For businesses with serious deliverability concerns, dedicated services like Mailgun or Sendgrid for transactional traffic, combined with a sending domain warmed up gradually, produce better outcomes than any platform’s defaults. For most businesses, the major platforms’ default deliverability is adequate if your sending practices are reasonable. Our help desk software comparison covers the customer support tooling that often correlates with email engagement quality, and our affiliate marketing software comparison covers the related channel that many email-driven businesses run alongside.
The Practical Recommendation
For most readers the right pick is straightforward. Under 2,000 subscribers: Mailchimp’s free tier or Kit’s $9 plan, depending on whether you are sending newsletters or commerce-style emails.

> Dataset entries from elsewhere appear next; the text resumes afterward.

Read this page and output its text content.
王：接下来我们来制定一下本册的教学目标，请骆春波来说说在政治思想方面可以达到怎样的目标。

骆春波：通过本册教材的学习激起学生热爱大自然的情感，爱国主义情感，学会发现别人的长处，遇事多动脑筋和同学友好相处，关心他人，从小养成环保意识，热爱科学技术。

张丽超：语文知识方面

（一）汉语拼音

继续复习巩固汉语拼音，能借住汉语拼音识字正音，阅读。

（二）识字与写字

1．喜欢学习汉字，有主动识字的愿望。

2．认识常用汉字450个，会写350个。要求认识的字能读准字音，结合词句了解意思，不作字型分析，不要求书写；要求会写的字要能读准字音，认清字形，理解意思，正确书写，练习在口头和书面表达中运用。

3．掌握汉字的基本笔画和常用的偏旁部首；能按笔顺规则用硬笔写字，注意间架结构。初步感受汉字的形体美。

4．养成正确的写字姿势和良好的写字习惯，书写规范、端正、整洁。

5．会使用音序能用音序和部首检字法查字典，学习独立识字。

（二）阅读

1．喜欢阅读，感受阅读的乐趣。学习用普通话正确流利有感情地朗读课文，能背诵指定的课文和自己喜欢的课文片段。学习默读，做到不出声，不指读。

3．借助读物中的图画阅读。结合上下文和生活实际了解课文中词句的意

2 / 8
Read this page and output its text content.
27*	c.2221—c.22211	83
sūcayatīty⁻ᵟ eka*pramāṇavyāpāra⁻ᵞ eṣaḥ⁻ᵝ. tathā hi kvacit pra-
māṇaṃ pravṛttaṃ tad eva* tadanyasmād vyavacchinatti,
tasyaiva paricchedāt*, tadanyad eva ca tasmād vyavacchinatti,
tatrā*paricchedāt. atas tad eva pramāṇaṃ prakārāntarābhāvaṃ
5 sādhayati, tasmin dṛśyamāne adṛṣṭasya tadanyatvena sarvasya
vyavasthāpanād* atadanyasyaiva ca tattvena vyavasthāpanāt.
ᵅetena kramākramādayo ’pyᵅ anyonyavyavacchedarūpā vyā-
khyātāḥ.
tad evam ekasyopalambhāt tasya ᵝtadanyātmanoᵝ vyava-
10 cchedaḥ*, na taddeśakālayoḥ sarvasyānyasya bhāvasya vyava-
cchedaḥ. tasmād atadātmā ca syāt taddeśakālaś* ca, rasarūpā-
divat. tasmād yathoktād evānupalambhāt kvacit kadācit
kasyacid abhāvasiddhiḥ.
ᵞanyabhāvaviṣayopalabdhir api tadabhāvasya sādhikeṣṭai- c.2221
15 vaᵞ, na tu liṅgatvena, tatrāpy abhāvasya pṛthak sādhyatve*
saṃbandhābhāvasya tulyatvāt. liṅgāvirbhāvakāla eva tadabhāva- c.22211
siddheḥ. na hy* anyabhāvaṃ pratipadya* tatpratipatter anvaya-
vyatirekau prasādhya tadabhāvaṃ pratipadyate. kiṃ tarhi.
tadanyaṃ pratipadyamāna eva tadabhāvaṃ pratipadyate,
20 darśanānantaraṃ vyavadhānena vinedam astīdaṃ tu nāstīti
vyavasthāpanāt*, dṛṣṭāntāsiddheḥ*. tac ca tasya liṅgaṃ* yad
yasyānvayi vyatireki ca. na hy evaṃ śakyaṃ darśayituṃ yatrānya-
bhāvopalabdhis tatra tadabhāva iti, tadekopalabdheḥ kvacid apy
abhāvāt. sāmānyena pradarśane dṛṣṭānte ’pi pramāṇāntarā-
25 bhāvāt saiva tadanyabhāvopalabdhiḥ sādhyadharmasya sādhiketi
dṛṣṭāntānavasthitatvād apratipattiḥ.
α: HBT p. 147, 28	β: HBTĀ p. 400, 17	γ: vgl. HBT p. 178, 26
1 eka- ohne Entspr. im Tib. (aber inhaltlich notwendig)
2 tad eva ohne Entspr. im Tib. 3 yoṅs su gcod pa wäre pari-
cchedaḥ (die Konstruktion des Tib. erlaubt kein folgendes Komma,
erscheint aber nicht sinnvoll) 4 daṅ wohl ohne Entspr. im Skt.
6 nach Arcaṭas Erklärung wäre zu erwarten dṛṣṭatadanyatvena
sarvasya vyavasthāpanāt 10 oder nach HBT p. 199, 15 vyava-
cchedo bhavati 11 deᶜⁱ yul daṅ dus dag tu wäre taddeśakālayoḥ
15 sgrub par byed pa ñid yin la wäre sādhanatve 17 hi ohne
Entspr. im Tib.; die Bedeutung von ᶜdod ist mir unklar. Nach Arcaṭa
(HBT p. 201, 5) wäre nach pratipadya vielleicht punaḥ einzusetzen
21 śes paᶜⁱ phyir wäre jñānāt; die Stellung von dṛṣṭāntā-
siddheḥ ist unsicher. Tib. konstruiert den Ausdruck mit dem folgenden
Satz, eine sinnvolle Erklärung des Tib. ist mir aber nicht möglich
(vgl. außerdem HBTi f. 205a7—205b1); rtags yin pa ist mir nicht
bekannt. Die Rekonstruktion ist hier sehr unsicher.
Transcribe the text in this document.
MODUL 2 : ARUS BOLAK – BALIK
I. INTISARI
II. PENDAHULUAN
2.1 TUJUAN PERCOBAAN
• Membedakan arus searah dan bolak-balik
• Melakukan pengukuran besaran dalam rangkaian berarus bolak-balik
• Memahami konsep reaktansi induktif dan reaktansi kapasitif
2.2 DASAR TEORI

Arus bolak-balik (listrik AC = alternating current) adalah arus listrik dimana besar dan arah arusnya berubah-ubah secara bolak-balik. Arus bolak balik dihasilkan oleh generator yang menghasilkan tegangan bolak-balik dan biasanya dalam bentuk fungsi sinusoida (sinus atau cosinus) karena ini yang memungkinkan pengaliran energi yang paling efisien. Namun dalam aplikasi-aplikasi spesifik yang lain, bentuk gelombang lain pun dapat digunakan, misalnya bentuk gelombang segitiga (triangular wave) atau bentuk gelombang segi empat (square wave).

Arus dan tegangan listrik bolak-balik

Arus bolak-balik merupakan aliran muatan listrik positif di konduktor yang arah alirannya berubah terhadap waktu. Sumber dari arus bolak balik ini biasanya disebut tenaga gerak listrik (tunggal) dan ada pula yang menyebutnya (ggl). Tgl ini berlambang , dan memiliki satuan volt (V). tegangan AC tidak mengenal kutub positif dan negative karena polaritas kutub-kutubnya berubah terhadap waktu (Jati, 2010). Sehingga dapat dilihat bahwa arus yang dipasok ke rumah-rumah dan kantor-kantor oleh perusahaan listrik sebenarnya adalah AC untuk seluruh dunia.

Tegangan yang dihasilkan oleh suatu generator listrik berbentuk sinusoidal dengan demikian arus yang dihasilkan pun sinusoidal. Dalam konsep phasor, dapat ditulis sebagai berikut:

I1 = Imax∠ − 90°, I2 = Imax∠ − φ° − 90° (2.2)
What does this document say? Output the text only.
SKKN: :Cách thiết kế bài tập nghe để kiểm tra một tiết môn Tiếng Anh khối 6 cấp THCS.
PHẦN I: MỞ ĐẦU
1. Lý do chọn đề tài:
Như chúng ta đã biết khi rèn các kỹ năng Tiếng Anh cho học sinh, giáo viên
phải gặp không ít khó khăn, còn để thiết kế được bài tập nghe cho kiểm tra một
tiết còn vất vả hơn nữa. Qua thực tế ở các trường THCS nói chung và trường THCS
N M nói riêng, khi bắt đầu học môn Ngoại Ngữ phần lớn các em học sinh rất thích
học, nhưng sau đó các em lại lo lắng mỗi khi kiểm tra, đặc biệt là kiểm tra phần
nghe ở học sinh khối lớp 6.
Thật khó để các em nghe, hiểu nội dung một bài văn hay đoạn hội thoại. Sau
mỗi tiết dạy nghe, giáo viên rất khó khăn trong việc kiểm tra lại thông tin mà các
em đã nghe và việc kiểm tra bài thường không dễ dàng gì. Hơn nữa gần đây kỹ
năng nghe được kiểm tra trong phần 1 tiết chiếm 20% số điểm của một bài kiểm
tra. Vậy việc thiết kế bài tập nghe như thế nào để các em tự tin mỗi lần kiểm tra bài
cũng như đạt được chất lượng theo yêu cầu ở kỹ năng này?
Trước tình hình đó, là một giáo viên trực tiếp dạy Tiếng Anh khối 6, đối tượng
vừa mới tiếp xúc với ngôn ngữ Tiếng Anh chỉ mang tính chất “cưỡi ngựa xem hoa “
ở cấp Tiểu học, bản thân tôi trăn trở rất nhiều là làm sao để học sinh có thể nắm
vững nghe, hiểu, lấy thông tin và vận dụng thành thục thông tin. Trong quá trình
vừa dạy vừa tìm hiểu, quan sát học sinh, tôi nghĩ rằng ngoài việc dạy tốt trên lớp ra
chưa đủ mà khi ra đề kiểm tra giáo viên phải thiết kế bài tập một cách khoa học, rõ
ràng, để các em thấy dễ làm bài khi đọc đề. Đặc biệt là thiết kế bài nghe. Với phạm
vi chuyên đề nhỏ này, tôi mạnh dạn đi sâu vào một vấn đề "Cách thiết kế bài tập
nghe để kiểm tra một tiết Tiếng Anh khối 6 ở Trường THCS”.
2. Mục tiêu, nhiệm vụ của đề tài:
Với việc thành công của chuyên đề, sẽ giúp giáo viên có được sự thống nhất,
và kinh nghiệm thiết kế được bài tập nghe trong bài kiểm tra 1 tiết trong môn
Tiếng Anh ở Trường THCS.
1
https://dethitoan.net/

Between 2,000 and 50,000 subscribers and not in e-commerce: Brevo for the send-based pricing efficiency. Between 2,000 and 50,000 subscribers in e-commerce: Klaviyo for the deeper integration with commerce data. Heavy automation focus regardless of scale: ActiveCampaign. The decision matters less than the discipline behind it — every platform here can produce strong results with good list hygiene and consistent sending, and no platform can save a poorly-run program. Pick one that matches your scale and use case, invest in good sending practices, and stop comparing alternatives every quarter.